Infine nel 1991una giovane studiosa camerunense, Axelle Kabou, nel suo “E se l’Africa rifiutasse lo sviluppo”, spiegava i fattori culturali che impediscono agli africani di sconfiggere la povertà. Per aver detto queste cose Kabou è stata accusata di tradire le proprie origini e di essersi venduta all’imperialismo occidentale. A 40 anni dalle indipendenze, l’Africa conferma le previsioni più negative. “Quasi tutte gli Stati africani si collocano al fondo dell’indice dello Sviluppo Umano pubblicato ogni anno dallo United Nations Development Program. Oltre ai conflitti, alle carestie, alla pessima situazione sanitaria, e all’aids, a creare una situazione così disperata, ha contribuito il fallimento economico. La colpa ricade, esclusivamente sulle leadership che si sono avvicendate alla guida degli Stati africani dopo le indipendenze. Questi ne hanno approfittato per appropriarsi delle risorse nazionali e poi disporne, come fossero proprietà personali, per conservare il potere e soddisfare ambizioni di status sfrenate. Risultato: un saccheggio di ricchezze di portata quasi inimmaginabile.
Quello politico é l’altro fallimento: gli eroi delle guerre d’indipendenza avevano la fiducia dei loro popoli e la solidarietà internazionale promettendo democrazia e rispetto dei diritti umani. Conquistato il potere, si può dire che nessuno abbia veramente mantenuto fede agli impegni presi e la maggior parte dei loro successori hanno fatto altrettanto. Il risultato è che in Africa le istituzioni politiche spesso non sono altro che simulacri di democrazia, spesso dittature feroci e quasi sempre incapaci e irresponsabili. Inoltre si affiancano le istituzioni tribali che limitano la libertà personale, infliggendo violenze fisiche e morali, generando discriminazioni: matrimoni imposti e precoci, prezzo della sposa, mutilazioni genitali femminili, classi d’età.

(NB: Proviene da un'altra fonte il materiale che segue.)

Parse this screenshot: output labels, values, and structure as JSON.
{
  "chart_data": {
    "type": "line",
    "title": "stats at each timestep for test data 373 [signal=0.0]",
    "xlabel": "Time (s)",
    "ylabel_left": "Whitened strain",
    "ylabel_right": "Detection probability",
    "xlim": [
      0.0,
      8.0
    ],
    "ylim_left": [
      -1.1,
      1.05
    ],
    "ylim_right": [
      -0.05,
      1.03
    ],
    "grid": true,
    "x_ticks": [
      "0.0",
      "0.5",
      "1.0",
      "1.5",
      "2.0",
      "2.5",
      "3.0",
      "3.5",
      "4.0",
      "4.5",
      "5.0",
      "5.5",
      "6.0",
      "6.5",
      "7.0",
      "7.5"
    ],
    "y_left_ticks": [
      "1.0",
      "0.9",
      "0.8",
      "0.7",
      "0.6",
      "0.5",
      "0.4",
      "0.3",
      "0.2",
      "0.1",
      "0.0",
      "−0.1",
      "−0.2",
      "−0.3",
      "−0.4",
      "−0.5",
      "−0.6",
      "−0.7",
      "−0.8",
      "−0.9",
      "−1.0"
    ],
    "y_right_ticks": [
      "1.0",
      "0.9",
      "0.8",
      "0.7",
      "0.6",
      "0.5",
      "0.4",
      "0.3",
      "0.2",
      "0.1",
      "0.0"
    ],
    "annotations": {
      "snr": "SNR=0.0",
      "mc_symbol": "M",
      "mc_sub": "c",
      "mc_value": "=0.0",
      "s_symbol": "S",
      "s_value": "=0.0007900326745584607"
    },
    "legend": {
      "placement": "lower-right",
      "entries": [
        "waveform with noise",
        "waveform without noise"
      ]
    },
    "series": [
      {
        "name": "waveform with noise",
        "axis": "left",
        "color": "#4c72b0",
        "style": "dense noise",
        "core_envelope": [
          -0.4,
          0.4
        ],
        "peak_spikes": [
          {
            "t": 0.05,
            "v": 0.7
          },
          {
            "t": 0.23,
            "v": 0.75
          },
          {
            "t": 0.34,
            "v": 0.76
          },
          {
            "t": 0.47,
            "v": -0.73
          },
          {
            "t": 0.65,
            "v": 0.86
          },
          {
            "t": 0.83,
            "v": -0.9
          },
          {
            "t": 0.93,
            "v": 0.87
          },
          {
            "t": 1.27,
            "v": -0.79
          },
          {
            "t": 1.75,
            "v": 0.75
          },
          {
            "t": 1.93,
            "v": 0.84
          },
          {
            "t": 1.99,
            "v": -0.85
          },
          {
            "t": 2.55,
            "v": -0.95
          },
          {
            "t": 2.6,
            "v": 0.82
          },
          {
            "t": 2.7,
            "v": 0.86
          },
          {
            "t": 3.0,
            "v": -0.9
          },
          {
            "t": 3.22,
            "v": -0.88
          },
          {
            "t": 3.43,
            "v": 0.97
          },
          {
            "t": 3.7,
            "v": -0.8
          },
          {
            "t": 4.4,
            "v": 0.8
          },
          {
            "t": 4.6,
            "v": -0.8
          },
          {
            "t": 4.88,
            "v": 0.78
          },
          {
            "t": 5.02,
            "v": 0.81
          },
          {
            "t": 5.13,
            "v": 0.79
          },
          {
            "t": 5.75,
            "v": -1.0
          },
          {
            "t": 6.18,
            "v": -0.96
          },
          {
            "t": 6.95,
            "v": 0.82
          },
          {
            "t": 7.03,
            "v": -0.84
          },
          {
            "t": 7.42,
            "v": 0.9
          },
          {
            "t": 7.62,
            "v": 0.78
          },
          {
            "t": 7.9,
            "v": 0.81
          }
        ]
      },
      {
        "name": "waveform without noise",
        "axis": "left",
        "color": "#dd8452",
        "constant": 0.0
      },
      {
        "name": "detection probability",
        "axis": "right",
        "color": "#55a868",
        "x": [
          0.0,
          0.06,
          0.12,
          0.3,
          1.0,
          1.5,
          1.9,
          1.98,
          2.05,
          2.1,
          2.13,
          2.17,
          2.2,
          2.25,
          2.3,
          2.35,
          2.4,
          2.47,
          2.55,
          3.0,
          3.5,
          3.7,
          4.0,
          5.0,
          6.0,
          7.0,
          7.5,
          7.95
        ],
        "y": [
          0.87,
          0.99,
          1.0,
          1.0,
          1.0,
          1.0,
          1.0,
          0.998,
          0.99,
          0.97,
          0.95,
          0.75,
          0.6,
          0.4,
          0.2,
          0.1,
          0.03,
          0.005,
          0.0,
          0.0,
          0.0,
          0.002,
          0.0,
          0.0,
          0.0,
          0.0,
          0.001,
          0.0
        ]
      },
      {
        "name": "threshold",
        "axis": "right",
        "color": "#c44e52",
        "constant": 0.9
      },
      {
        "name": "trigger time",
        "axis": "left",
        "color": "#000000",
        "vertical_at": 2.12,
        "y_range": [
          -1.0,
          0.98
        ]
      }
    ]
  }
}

Oggi in Africa la semplice applicazione della frase di San Paolo: “ogni creatura è bene”, può costare la vita, come è successo alla missionaria laica Annalena Tonelli, uno dei tanti martiri cristiani, assassinata cinque anni fa, il 5 ottobre 2003. “E’ stata uccisa perché curava tutti”, aveva commentato il vescovo di Gibuti.